Around St. Patrick’s Day, McGowan will introduce Healy’s Gin, named after his great grandfather, Mike Healy, who owned the Radio Bar in Butte and was a well-known bootlegger and still operator during Prohibition.
In a couple of years, look for aged whiskey and other distilled spirits from Trailhead, as McGowan tests the market and develops his skills as a distiller.
“It’s been an amazing adventure, but the fun part is just starting,” said McGowan, who described the custom-made distillery as a giant chemistry lab.
“What we’d like to do is continually have a new release, very limited, maybe 1,000 bottles,” he said. “We’d like to explore different flavor profiles and educate people on why it tastes the way it does.”
As consumer tastes evolve and markets become increasingly fragmented, many people are on the lookout for unique products. Not only does a locally produced liquor need to deliver on taste, it helps if there’s a story behind it.
And McGowan believes Trailhead Spirits has a pretty compelling story. Wheat grown on the family farm near Great Falls is the main feedstock for Great North Vodka. He also plans to use as many other Montana-made ingredients as possible, both in his distilled beverages and in the cocktails mixed in the distillery’s tasting room.
That means locally grown beet sugar and chocolate from Kings Cupboard in Red Lodge will be used in fancy cocktails. Martinis will be garnished with olives from the Yellowstone Olive Co., an upstart retailer that specializes in olives and related products. McGowan also hopes to incorporate other well-known Montana products such as Flathead cherries and huckleberries into his product line.
“That’s kind of the premise behind the business plan,” McGowan said. “We try to use as many local vendors as we can.”
McGowan had originally planned to name the distillery Big Sky Spirits, but his application was rejected by the Montana Secretary of State’s office because the name had already been taken by a Texas-based cheerleading camp that has operations in Montana. A few months went by as McGowan pondered different names. One day out of the blue he got a call from his wife, Steffanie.
“I’ve got the name,” she said. “Trailhead Spirits.”
The distillery’s name ties in with a homegrown branding initiative that promotes Billings as Montana’s trailhead. The Billings Chamber of Commerce Convention and Visitors Bureau has been quite supportive of the name, and McGowan hopes to develop cross-promotional events.
Distilling remains one of the most tightly regulated industries in the nation, and complying with the myriad state and federal regulations has required patience and diligence, McGowan said.
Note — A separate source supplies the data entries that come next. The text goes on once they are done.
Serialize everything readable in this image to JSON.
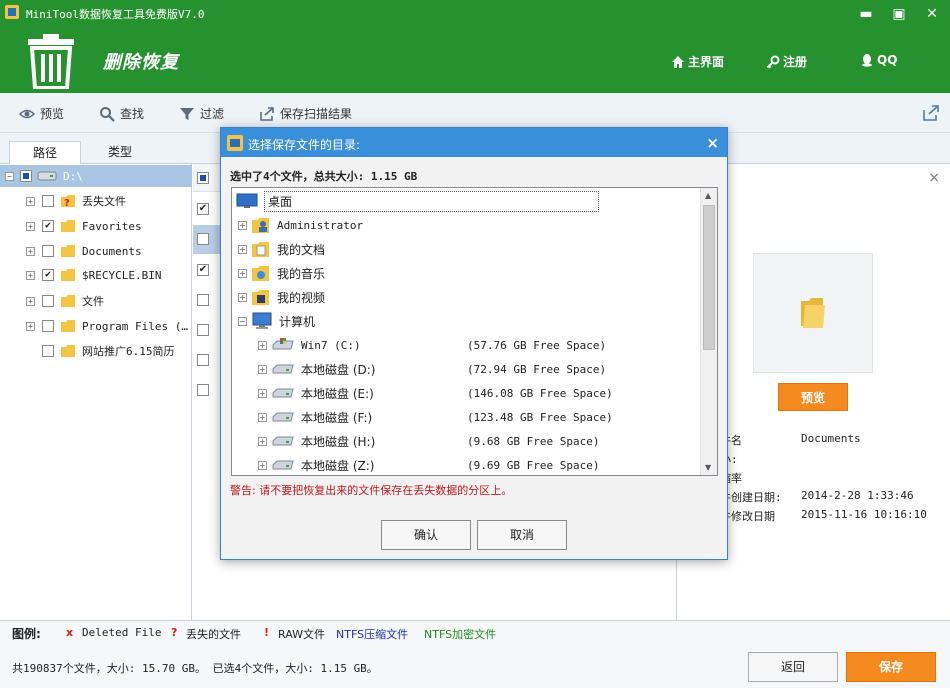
{
  "window": {
    "title": "MiniTool数据恢复工具免费版V7.0",
    "minimize": "▬",
    "maximize": "▣",
    "close": "✕"
  },
  "header": {
    "mode_title": "删除恢复",
    "nav": [
      {
        "label": "主界面",
        "icon": "home-icon"
      },
      {
        "label": "注册",
        "icon": "key-icon"
      },
      {
        "label": "QQ",
        "icon": "qq-icon"
      }
    ]
  },
  "toolbar": {
    "preview": "预览",
    "find": "查找",
    "filter": "过滤",
    "save_scan": "保存扫描结果"
  },
  "tabs": {
    "path": "路径",
    "type": "类型"
  },
  "tree": {
    "root": "D:\\",
    "items": [
      {
        "label": "丢失文件",
        "checked": false
      },
      {
        "label": "Favorites",
        "checked": true
      },
      {
        "label": "Documents",
        "checked": false
      },
      {
        "label": "$RECYCLE.BIN",
        "checked": true
      },
      {
        "label": "文件",
        "checked": false
      },
      {
        "label": "Program Files (…",
        "checked": false
      },
      {
        "label": "网站推广6.15简历",
        "checked": false
      }
    ]
  },
  "preview_panel": {
    "close": "×",
    "preview_button": "预览",
    "props": [
      {
        "key": "件名",
        "value": "Documents"
      },
      {
        "key": "小:",
        "value": ""
      },
      {
        "key": "缩率",
        "value": ""
      },
      {
        "key": "件创建日期:",
        "value": "2014-2-28 1:33:46"
      },
      {
        "key": "件修改日期",
        "value": "2015-11-16 10:16:10"
      }
    ]
  },
  "legend": {
    "title": "图例:",
    "deleted": "Deleted File",
    "lost": "丢失的文件",
    "raw": "RAW文件",
    "ntfs_compressed": "NTFS压缩文件",
    "ntfs_encrypted": "NTFS加密文件",
    "colors": {
      "deleted": "#d71f1f",
      "ntfs_compressed": "#1f2fb5",
      "ntfs_encrypted": "#1f8a1f"
    }
  },
  "status": {
    "summary": "共190837个文件，大小: 15.70 GB。 已选4个文件，大小: 1.15 GB。",
    "back": "返回",
    "save": "保存"
  },
  "dialog": {
    "title": "选择保存文件的目录:",
    "close": "×",
    "summary": "选中了4个文件，总共大小: 1.15 GB",
    "warning": "警告: 请不要把恢复出来的文件保存在丢失数据的分区上。",
    "ok": "确认",
    "cancel": "取消",
    "tree": {
      "desktop": "桌面",
      "user_items": [
        "Administrator",
        "我的文档",
        "我的音乐",
        "我的视频"
      ],
      "computer": "计算机",
      "drives": [
        {
          "label": "Win7 (C:)",
          "free": "(57.76 GB Free Space)"
        },
        {
          "label": "本地磁盘 (D:)",
          "free": "(72.94 GB Free Space)"
        },
        {
          "label": "本地磁盘 (E:)",
          "free": "(146.08 GB Free Space)"
        },
        {
          "label": "本地磁盘 (F:)",
          "free": "(123.48 GB Free Space)"
        },
        {
          "label": "本地磁盘 (H:)",
          "free": "(9.68 GB Free Space)"
        },
        {
          "label": "本地磁盘 (Z:)",
          "free": "(9.69 GB Free Space)"
        }
      ]
    }
  }
}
Under state law, distilleries like Trailhead Spirits have limited hours and may serve only 2 ounces per customer per day, although customers can also buy packaged products to take out. Because of that, McGowan expects that 80 percent of his production will be consumed away from the premises, either purchased in liquor stores or consumed in other drinking establishments.
Trailhead’s products intended for wholesale must be distributed through the state liquor warehouse. Under state law, if the bartender at The Rex just across the street runs out of McGowan’s product, he can’t pop over and pick up a case. He has to order it through the state warehouse, which means shipping it to Helena and back to Billings.
Despite the tight regulations, micro distilleries are popping up all over the map. About a half dozen small distilleries are operating throughout the Big Sky state. The owners have formed an informal distiller’s guild and may eventually look for opportunities to benefit the industry. One potential change to state law would be to allow distilleries to distribute their products locally, while still paying their taxes but avoiding the additional expense of shipping through the state warehouse, McGowan said.
The distilling process hasn’t changed a lot since it was invented sometime during the Middle Ages. But McGowan’s great grandfather would likely be impressed with the sophisticated technology utilized at Trailhead.
The computerized equipment relies on pumps and automatic control valves. A beer-like mash of fermented grain, yeast and water is placed into a copper kettle where it’s heated. Ethanol, the compound that gives distilled spirits their kick, boils at 173 degrees, compared to water’s boiling point of 212 degrees. The alcohol vapor is captured in a series of vertical condensers.
The clear distillate is sent through again, filtered and bottled.
McGowan has no grand scheme to compete with Jack Daniels and other national brands. He and other micro distillers will continue to focus on discerning customers who value something different.
“Even if we have our 1 percent, we’ll be happy,” he said.